While still at NASA, Lawandy was one of the first to observe self-pulsing instabilities and deterministic chaos related to the Lorenz instability and dynamic Stark effects in optically pumped molecular lasers.

Work at Brown University

After joining the faculty at Brown University in 1981, Lawandy's work throughout his academic career was a combination of experiment and theory. His early work focused on instabilities and chaos in single and multimode lasers with particular emphasis in coherently driven instabilities associated with three-level systems. Lawandy's group was the first to observe optically encoded second-harmonic generation in bulk glasses and predicted the delocalization of carriers in disordered materials in strong light fields. In addition, Lawandy's research group developed novel laser fabrication methods for micro-optics in glasses, announced the first observations of the inhibition of spontaneous emission in a 3D photonic lattice of self-organized colloidal crystals and random media, Casimir forces in ordered dielectric media, laser action in a 3D FCC structure, and Random Laser action in scattering media with optically pumped dyes providing amplification of light. The work on random lasers [“laser Action in Strongly Scattering Media.” Nature 368, 436 (1994)] has resulted in a large body of work by many groups around the world and has been cited over 1400 times. Lawandy has also contributed to the field of plasmonics and predicted the oscillation of localized surface plasmon modes in systems with amplification.

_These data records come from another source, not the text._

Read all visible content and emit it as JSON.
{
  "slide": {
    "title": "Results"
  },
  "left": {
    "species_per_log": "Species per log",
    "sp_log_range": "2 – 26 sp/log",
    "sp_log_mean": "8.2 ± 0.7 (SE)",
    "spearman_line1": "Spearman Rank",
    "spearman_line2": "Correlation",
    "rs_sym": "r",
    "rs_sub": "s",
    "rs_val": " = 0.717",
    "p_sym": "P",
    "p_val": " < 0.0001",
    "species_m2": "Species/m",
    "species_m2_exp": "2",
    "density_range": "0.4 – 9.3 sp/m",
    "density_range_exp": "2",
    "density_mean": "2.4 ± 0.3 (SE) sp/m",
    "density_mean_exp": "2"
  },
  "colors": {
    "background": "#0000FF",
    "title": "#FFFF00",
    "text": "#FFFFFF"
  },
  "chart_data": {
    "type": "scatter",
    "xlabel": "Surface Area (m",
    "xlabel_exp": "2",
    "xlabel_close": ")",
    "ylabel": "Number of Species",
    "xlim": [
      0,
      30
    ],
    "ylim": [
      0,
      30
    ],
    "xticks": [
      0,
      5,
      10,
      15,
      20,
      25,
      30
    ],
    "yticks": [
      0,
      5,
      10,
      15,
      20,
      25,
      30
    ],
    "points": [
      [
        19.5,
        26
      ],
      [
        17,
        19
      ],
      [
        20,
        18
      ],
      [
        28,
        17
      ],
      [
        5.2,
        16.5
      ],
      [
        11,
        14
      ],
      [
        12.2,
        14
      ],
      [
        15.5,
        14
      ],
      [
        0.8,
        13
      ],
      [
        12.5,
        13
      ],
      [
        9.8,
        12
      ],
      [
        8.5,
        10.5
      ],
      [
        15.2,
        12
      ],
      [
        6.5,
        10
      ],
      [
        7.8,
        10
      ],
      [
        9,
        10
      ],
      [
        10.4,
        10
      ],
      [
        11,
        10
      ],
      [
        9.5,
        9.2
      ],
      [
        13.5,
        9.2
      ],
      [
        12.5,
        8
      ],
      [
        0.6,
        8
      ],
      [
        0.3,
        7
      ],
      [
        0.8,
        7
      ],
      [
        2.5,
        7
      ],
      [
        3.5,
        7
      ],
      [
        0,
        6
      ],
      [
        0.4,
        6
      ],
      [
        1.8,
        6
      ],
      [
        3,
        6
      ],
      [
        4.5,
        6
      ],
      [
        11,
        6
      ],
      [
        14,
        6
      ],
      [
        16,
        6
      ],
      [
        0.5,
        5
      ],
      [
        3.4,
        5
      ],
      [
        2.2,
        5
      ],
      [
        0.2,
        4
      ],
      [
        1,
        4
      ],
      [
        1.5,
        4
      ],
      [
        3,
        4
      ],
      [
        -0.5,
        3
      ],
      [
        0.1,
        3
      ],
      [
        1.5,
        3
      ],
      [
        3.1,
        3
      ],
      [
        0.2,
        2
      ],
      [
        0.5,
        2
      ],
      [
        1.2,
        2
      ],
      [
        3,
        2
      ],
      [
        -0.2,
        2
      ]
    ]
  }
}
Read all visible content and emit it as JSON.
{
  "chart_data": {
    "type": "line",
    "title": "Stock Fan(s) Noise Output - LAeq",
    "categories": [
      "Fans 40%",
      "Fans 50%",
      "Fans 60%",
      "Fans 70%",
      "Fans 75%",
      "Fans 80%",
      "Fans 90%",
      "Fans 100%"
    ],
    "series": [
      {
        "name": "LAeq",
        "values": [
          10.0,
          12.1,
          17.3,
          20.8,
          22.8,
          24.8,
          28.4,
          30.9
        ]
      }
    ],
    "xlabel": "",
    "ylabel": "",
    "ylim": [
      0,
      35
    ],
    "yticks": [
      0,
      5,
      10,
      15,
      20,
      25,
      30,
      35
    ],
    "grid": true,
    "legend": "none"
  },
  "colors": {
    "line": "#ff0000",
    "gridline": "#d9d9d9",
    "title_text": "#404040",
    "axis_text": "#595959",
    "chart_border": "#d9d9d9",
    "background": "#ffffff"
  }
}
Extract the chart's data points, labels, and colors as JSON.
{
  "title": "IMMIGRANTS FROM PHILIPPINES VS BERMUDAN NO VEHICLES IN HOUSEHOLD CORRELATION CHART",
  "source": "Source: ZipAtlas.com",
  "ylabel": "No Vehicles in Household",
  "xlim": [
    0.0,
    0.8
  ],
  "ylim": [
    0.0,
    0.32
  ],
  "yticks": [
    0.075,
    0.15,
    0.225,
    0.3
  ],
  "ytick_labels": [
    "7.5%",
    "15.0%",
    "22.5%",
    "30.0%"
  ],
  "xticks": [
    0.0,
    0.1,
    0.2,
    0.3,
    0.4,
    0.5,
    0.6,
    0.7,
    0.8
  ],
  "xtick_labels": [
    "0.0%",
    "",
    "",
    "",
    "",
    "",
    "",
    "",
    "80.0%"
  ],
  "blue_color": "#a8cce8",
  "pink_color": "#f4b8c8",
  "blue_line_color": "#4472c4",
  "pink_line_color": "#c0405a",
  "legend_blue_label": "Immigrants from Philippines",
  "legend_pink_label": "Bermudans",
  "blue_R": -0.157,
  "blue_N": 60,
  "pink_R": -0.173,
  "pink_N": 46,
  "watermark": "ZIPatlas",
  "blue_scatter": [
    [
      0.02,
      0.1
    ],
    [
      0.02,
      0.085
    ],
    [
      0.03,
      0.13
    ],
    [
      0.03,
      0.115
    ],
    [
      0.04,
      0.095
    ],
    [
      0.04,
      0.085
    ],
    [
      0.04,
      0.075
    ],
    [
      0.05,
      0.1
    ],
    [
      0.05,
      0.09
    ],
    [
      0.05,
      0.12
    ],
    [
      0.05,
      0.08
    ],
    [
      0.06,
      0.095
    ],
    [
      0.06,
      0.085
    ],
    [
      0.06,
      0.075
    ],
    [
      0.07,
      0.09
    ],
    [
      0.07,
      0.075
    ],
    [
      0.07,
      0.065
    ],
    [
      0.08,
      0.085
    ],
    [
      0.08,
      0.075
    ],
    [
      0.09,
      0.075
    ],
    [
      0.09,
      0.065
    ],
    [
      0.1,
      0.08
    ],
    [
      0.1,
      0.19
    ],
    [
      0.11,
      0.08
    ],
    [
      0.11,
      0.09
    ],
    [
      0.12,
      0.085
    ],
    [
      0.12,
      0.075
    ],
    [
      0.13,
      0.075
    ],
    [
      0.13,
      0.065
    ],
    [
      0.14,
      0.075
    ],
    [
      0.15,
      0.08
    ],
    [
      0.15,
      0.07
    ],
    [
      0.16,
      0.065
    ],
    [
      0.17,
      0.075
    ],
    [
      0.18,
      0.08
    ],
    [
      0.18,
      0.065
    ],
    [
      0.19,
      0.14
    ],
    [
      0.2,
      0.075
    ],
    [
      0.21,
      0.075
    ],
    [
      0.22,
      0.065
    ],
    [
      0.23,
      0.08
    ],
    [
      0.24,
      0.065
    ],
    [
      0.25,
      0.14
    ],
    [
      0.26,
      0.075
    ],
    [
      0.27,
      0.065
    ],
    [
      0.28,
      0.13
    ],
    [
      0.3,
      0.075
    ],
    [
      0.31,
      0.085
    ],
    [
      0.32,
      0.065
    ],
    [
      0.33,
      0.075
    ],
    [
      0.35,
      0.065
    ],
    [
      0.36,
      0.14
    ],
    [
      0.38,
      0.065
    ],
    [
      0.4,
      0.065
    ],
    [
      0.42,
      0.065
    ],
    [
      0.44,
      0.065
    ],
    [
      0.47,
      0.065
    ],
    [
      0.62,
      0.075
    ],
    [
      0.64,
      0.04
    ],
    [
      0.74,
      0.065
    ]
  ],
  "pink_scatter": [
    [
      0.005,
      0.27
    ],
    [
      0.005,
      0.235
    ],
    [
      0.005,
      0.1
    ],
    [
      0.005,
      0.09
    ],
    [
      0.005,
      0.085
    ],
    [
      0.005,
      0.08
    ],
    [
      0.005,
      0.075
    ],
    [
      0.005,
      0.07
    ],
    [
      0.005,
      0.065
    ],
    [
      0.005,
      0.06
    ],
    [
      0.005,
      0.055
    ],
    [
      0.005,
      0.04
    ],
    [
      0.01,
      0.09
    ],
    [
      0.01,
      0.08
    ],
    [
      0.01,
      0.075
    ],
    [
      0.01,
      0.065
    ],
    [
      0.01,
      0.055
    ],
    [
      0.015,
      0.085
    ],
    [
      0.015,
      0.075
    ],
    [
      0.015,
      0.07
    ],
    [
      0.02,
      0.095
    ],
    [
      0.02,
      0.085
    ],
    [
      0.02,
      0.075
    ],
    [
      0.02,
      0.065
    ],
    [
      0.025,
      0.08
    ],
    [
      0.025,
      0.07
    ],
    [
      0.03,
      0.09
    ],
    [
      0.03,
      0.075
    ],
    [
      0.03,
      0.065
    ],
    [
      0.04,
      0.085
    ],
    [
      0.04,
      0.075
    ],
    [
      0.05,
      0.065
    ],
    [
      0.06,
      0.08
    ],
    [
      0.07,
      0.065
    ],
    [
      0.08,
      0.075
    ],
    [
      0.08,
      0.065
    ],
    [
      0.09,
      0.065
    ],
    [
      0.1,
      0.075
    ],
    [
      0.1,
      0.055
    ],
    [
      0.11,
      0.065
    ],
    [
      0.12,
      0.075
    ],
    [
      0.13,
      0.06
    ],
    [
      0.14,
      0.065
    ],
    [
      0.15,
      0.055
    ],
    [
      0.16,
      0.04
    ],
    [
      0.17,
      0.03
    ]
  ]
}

Lawandy has served as a thesis advisor to 19 Ph.D. students during his tenure as a Professor at Brown University and delivered over forty invited lectures on various research topics. His research has resulted in over 180 papers in refereed journals and 119 conference presentations and has been cited over 3200 times.

Lawandy's career has been covered in many scientific journals and magazines as well as television segments, including The Economist, Scientific American, Science News, Wall Street Journal, Los Angeles Times, Boston Globe, Fox News, and BBC.

== Patents and awards ==
Lawandy holds over 100 published US and international patents in a number of applications spanning optical materials, processes, and devices and authentication technology. He is an Alfred P. Sloan Fellow, a recipient of a Cottrell Award, the Presidential Young Investigator Award, a 1995 Photonics Circle of Excellence Award, the Slater Foundation Innovation Award, and the Rolex Prize for his work on using Random Lasers for Photo-medicine.

He has served as an editor for Optics Communications and Current Topics in Optics as well as on the scientific advisory boards of Orchid BioComputer and Finesse Solutions.